Joby Aviation (NYSE:JOBY) surged today after the company posted a memorandum of understanding with Saudi conglomerate Abdul Latif Jameel that contemplates a $1 billion launch of Joby’s electric air-taxi service in the kingdom.
The jump comes on the heels of Toyota’s (NYSE:TM) fresh $250 million tranche last week, which by itself had lifted the stock roughly 25% and rekindled momentum that stalled earlier this year. JOBY stock is now 77.25% above its one-year low, though it is still 17.7% below its highs. Should you chase the upside potential, or should you take the gains? Let’s take a look.

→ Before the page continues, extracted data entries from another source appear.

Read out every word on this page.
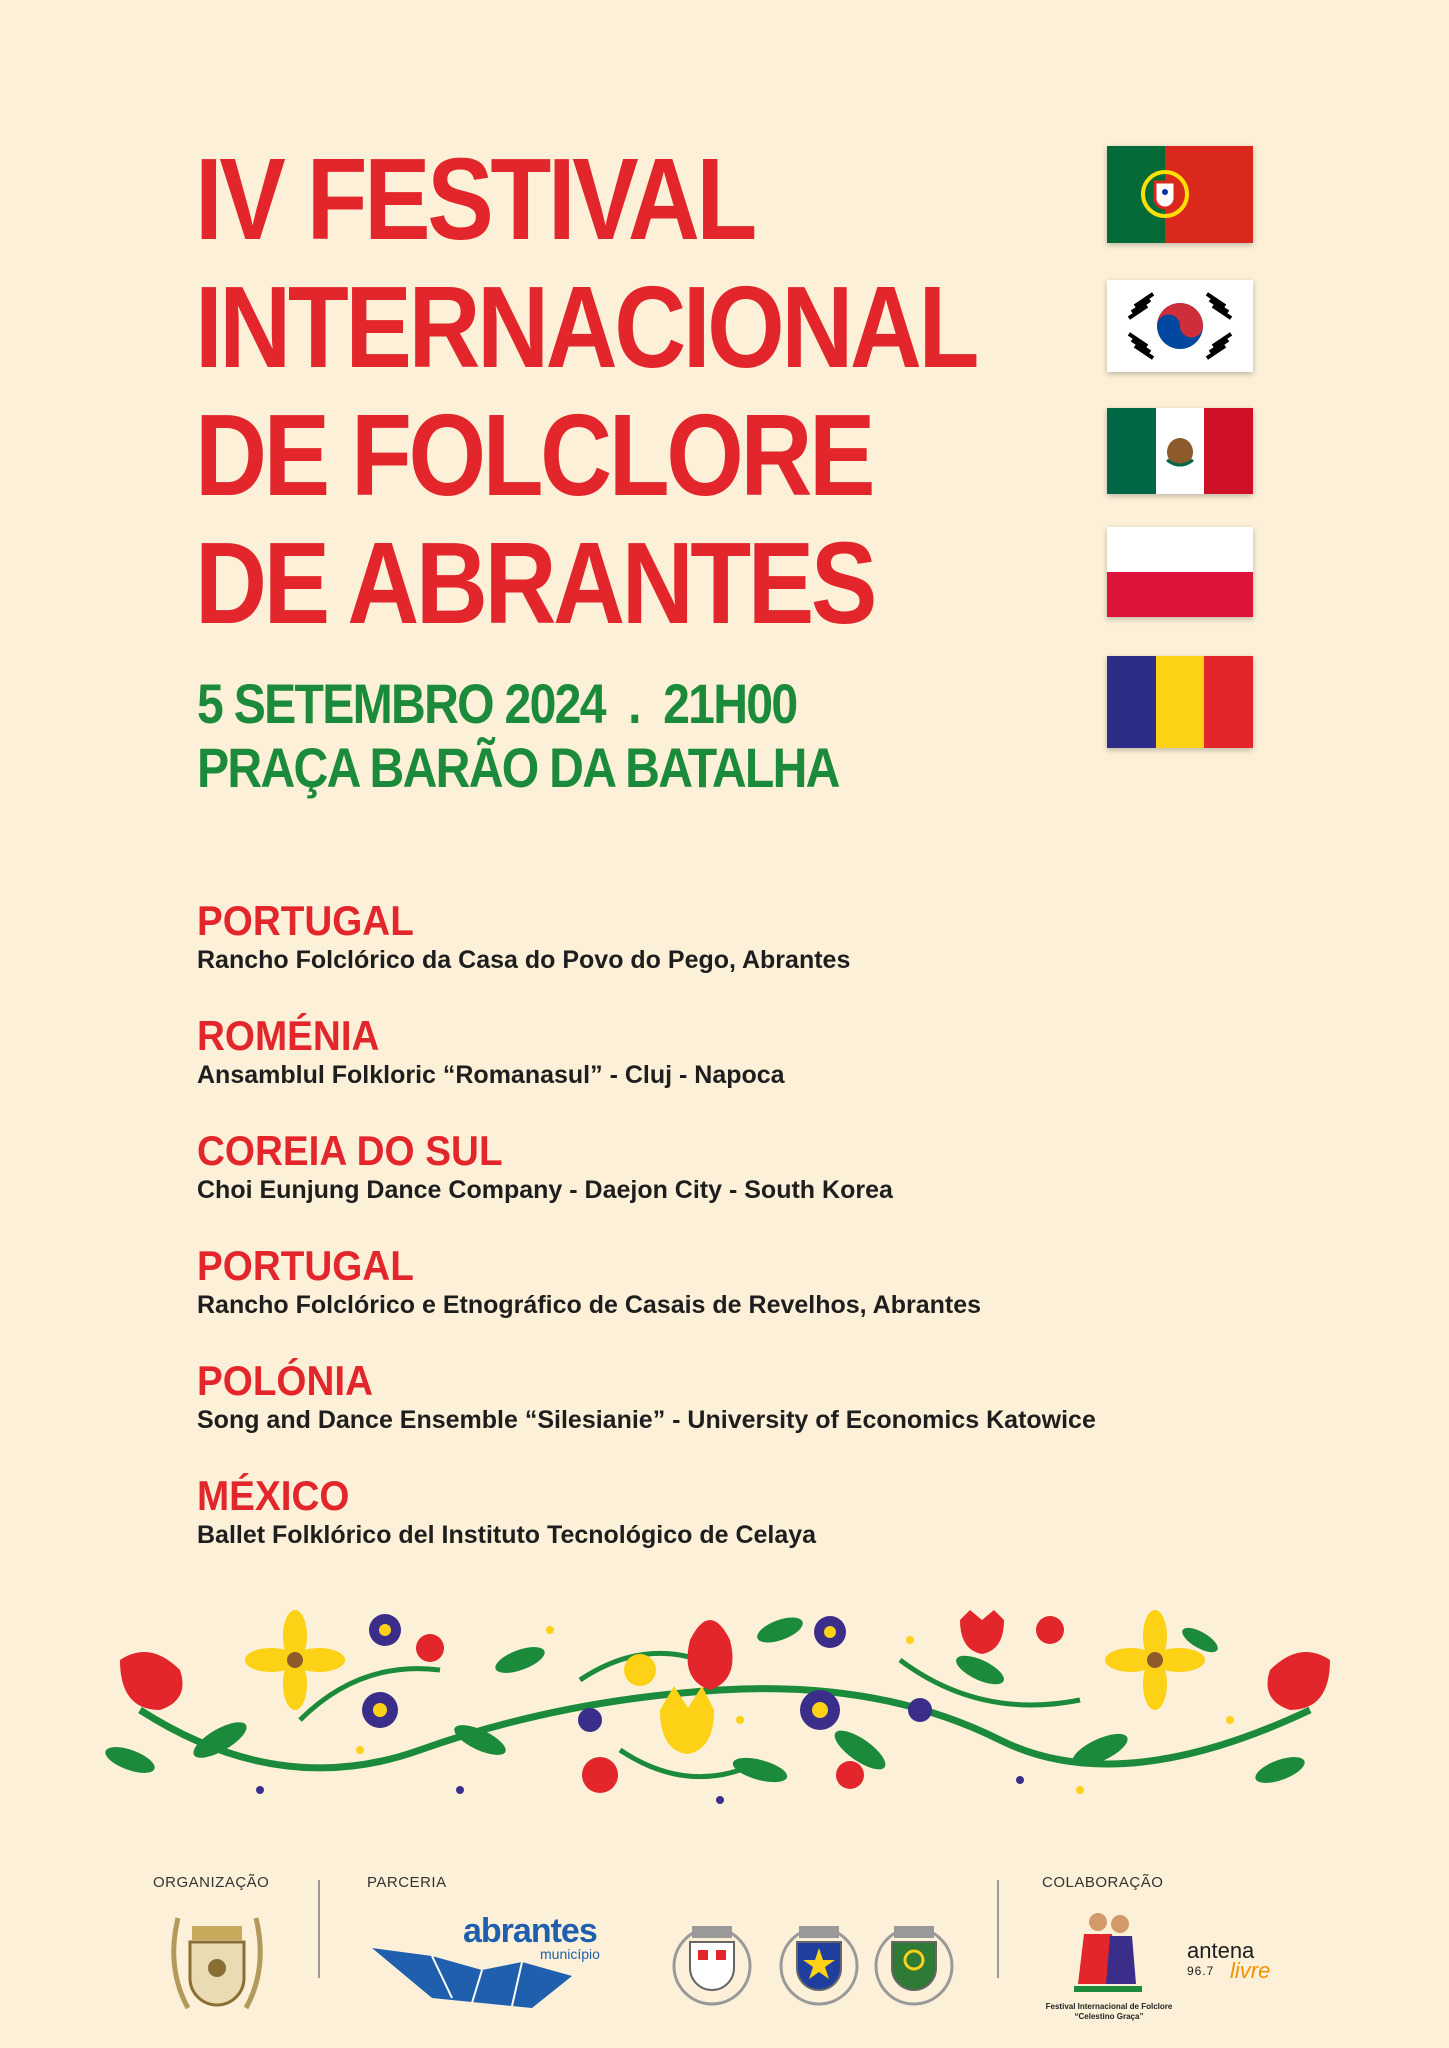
IV FESTIVAL
INTERNACIONAL
DE FOLCLORE
DE ABRANTES
5 SETEMBRO 2024  .  21H00
PRAÇA BARÃO DA BATALHA
PORTUGAL
Rancho Folclórico da Casa do Povo do Pego, Abrantes
ROMÉNIA
Ansamblul Folkloric “Romanasul” - Cluj - Napoca
COREIA DO SUL
Choi Eunjung Dance Company - Daejon City - South Korea
PORTUGAL
Rancho Folclórico e Etnográfico de Casais de Revelhos, Abrantes
POLÓNIA
Song and Dance Ensemble “Silesianie” - University of Economics Katowice
MÉXICO
Ballet Folklórico del Instituto Tecnológico de Celaya
ORGANIZAÇÃO	PARCERIA	COLABORAÇÃO
abrantes
município
Festival Internacional de Folclore
“Celestino Graça”
antena
96.7 livre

Joby and Abdul Latif Jameel signed a memorandum that targets the delivery of up to 200 aircraft plus related services, potentially valued at about $1 billion.
The Saudi group will study infrastructure, maintenance, and pilot-training packages so that Joby’s craft can shuttle pilgrims, executives, and tourists across cities such as Riyadh and Jeddah. That promise, though non-binding for now, would open a Middle Eastern beachhead that none of Joby’s U.S. rivals yet control.

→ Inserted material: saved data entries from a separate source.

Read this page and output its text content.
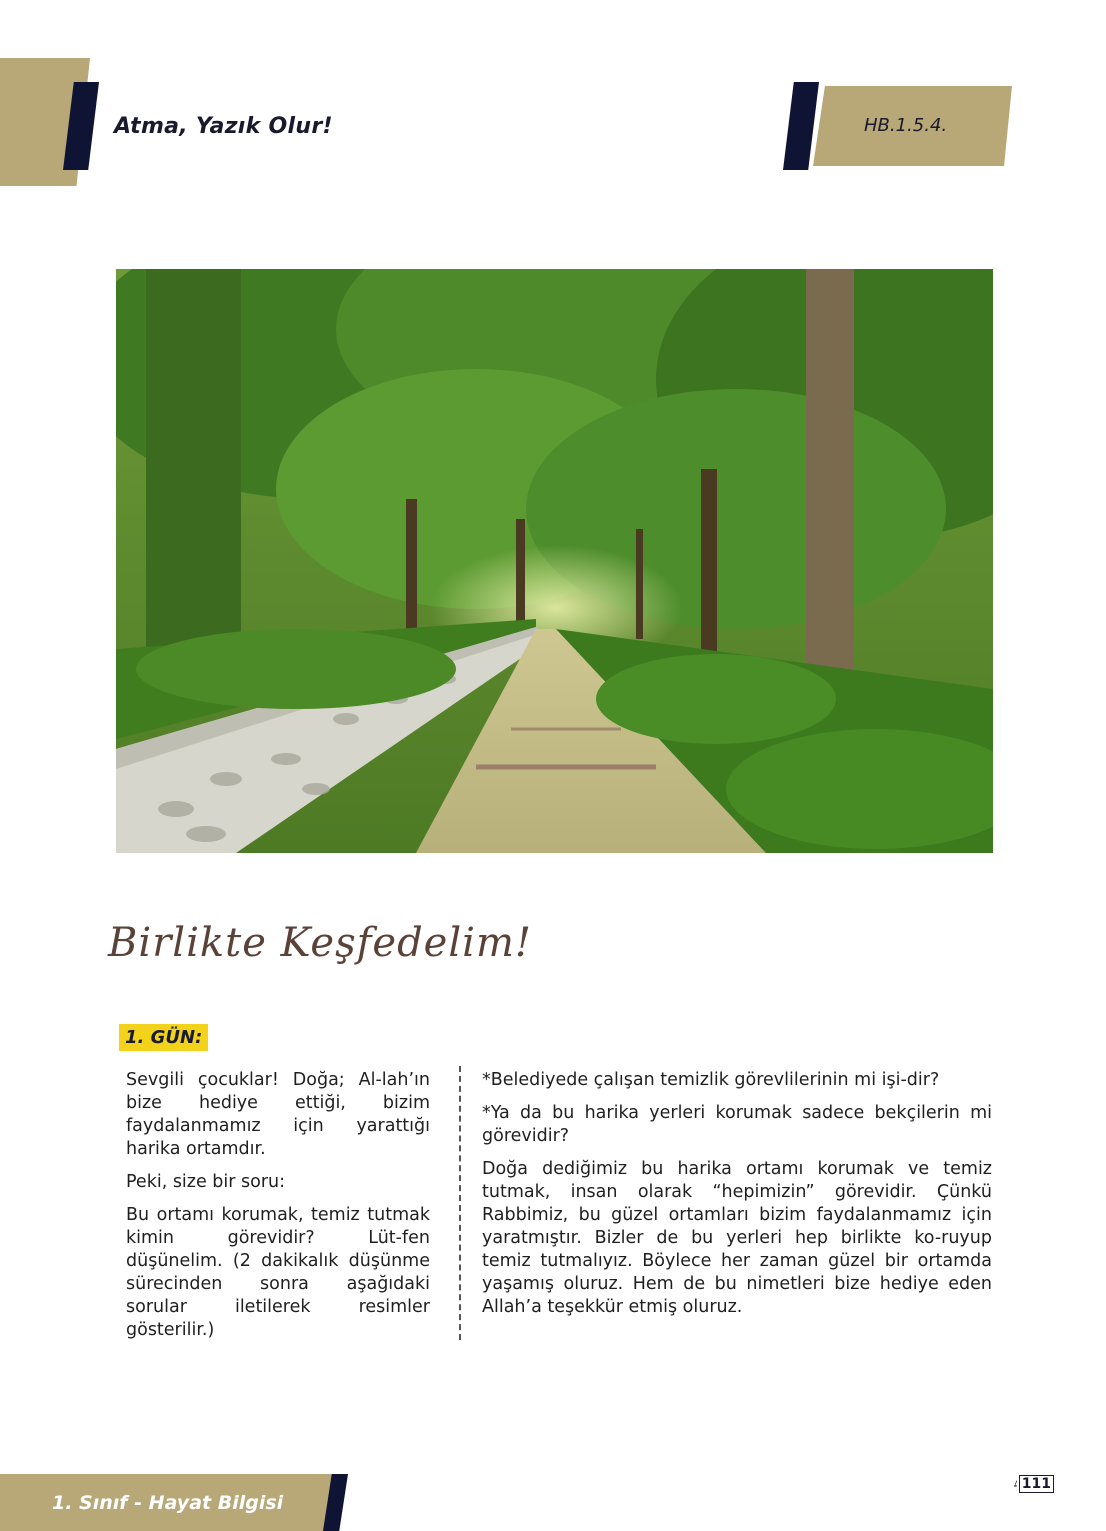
Atma, Yazık Olur!	HB.1.5.4.
Birlikte Keşfedelim!
1. GÜN:

Sevgili çocuklar! Doğa; Al-lah’ın bize hediye ettiği, bizim faydalanmamız için yarattığı harika ortamdır.

Peki, size bir soru:

Bu ortamı korumak, temiz tutmak kimin görevidir? Lüt-fen düşünelim. (2 dakikalık düşünme sürecinden sonra aşağıdaki sorular iletilerek resimler gösterilir.)

*Belediyede çalışan temizlik görevlilerinin mi işi-dir?

*Ya da bu harika yerleri korumak sadece bekçilerin mi görevidir?

Doğa dediğimiz bu harika ortamı korumak ve temiz tutmak, insan olarak “hepimizin” görevidir. Çünkü Rabbimiz, bu güzel ortamları bizim faydalanmamız için yaratmıştır. Bizler de bu yerleri hep birlikte ko-ruyup temiz tutmalıyız. Böylece her zaman güzel bir ortamda yaşamış oluruz. Hem de bu nimetleri bize hediye eden Allah’a teşekkür etmiş oluruz.

1. Sınıf - Hayat Bilgisi
111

Investors already had Joby on their radar because Toyota funded the first half of a previously announced $500 million strategic investment on May 28. The new deal has boosted the stock due to the slew of good news coming in recently. Before that, Joby also flew two eVTOL prototypes simultaneously.
The biggest problem with “flying car” businesses is that they’re nowhere near profitable and still have a lot of money to burn through before they can reach any level of sustainability. If you look at Joby’s TTM financials, things are only looking worse.
It does have $813 million in cash, but it will have to raise a lot more. Profitability is likely close to a decade away, if ever.
As such, I’d only buy JOBY for short-term gains if you think more deals are coming. The downside risk is too big to chase this stock for a long-term investment.
The average price target at $7.75 implies just 3.3% upside.